Our family had their own problems but Aunty Truda never forgot us for birthdays and Christmas – all through the years.  My sister Shelagh was perhaps the closest to Aunty Truda when Lisa was growing up as they lived quite close at that point – Aunty Truda always loved children and of course so did Uncle Bill – so many a time they would volunteer to babysit for Lisa and I know Lisa has many fond memories of being looked after and spoilt in their house in Pentwyn.  We lost touch for many years and when we met up again it was to find Uncle Bill quite ill and Aunty Truda taking care of him – as she had done for my Grandmother years before.  The memories relayed by Aunty Truda and Uncle Bill at this time were clearly those of such a happy marriage, of working together, of joint friends of travelling, of dancing, his favourite food, her favourite flowers - of supporting eachother and the love they had for one another shone through in every possible way. 

When Uncle Bill died 6 years ago, Aunty Truda missed him terribly and every story, every event, thereafter would always include what Bill would have said, what Bill would have done.  Uncle Bills family played a big part in their life together and she would I know have been thrilled at the number of cards and messages I have received from a great number of them telling me how sad they are that she is no longer with us. 

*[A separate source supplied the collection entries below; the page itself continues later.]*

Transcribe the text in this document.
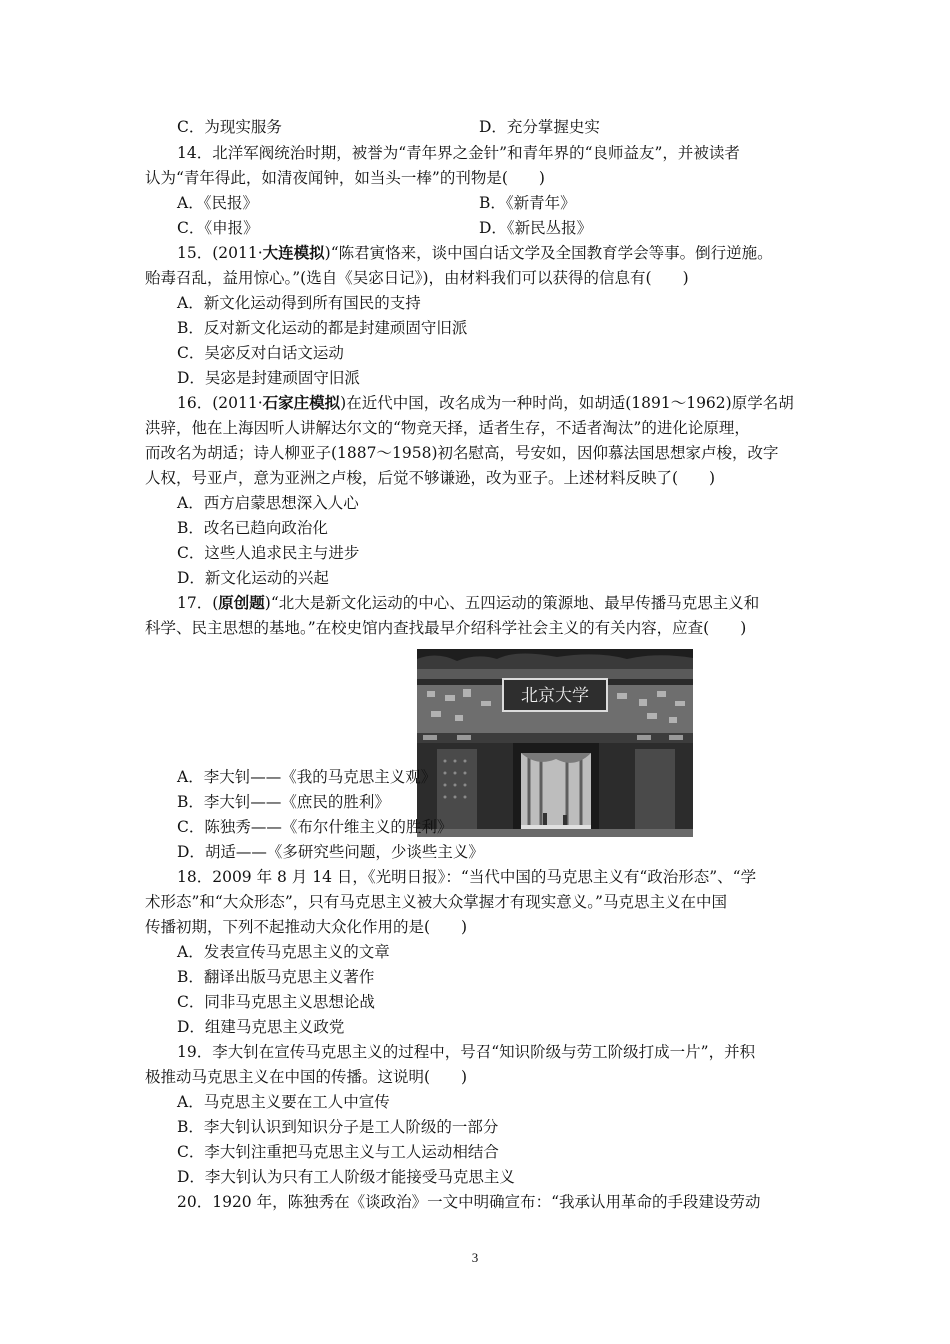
C．为现实服务	D．充分掌握史实
14．北洋军阀统治时期，被誉为“青年界之金针”和青年界的“良师益友”，并被读者
认为“青年得此，如清夜闻钟，如当头一棒”的刊物是(　　)
A．《民报》	B．《新青年》
C．《申报》	D．《新民丛报》
15．(2011·大连模拟)“陈君寅恪来，谈中国白话文学及全国教育学会等事。倒行逆施。
贻毒召乱，益用惊心。”(选自《吴宓日记》)，由材料我们可以获得的信息有(　　)
A．新文化运动得到所有国民的支持
B．反对新文化运动的都是封建顽固守旧派
C．吴宓反对白话文运动
D．吴宓是封建顽固守旧派
16．(2011·石家庄模拟)在近代中国，改名成为一种时尚，如胡适(1891～1962)原学名胡
洪骍，他在上海因听人讲解达尔文的“物竞天择，适者生存，不适者淘汰”的进化论原理，
而改名为胡适；诗人柳亚子(1887～1958)初名慰高，号安如，因仰慕法国思想家卢梭，改字
人权，号亚卢，意为亚洲之卢梭，后觉不够谦逊，改为亚子。上述材料反映了(　　)
A．西方启蒙思想深入人心
B．改名已趋向政治化
C．这些人追求民主与进步
D．新文化运动的兴起
17．(原创题)“北大是新文化运动的中心、五四运动的策源地、最早传播马克思主义和
科学、民主思想的基地。”在校史馆内查找最早介绍科学社会主义的有关内容，应查(　　)
北京大学
A．李大钊——《我的马克思主义观》
B．李大钊——《庶民的胜利》
C．陈独秀——《布尔什维主义的胜利》
D．胡适——《多研究些问题，少谈些主义》
18．2009 年 8 月 14 日，《光明日报》：“当代中国的马克思主义有“政治形态”、“学
术形态”和“大众形态”，只有马克思主义被大众掌握才有现实意义。”马克思主义在中国
传播初期，下列不起推动大众化作用的是(　　)
A．发表宣传马克思主义的文章
B．翻译出版马克思主义著作
C．同非马克思主义思想论战
D．组建马克思主义政党
19．李大钊在宣传马克思主义的过程中，号召“知识阶级与劳工阶级打成一片”，并积
极推动马克思主义在中国的传播。这说明(　　)
A．马克思主义要在工人中宣传
B．李大钊认识到知识分子是工人阶级的一部分
C．李大钊注重把马克思主义与工人运动相结合
D．李大钊认为只有工人阶级才能接受马克思主义
20．1920 年，陈独秀在《谈政治》一文中明确宣布：“我承认用革命的手段建设劳动
3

6 months ago her daughter died of cancer and Aunty Truda was heartbroken.  Although she was a shining example of the ‘no matter what life throws at you – dust yourself off and get on with life’ this was an event which touched her deeply.  

Since this time friends like Eileen and Byron here today, Linda and the ladies who have their hair done on a Thursday, neighbours and friends and Mary and Alistair from Uncle Bill’s side have been a regular part of AT’s life and I know she has very much appreciated and treasured these friendships and associations.  

Lol, Lawrence and I saw AT nearly every Tuesday since Lois died and Lol used to speak to her most days.  I will miss her sense of humour, her knowledge of so many things, the debates, the stories and the links back to my grandmother and past generations.  She lived a full and active life, never idle, totally independent – it was only 6 weeks ago she was running on a beach in Suffolk when visiting my brother.  Her passing is an end of an era in our family.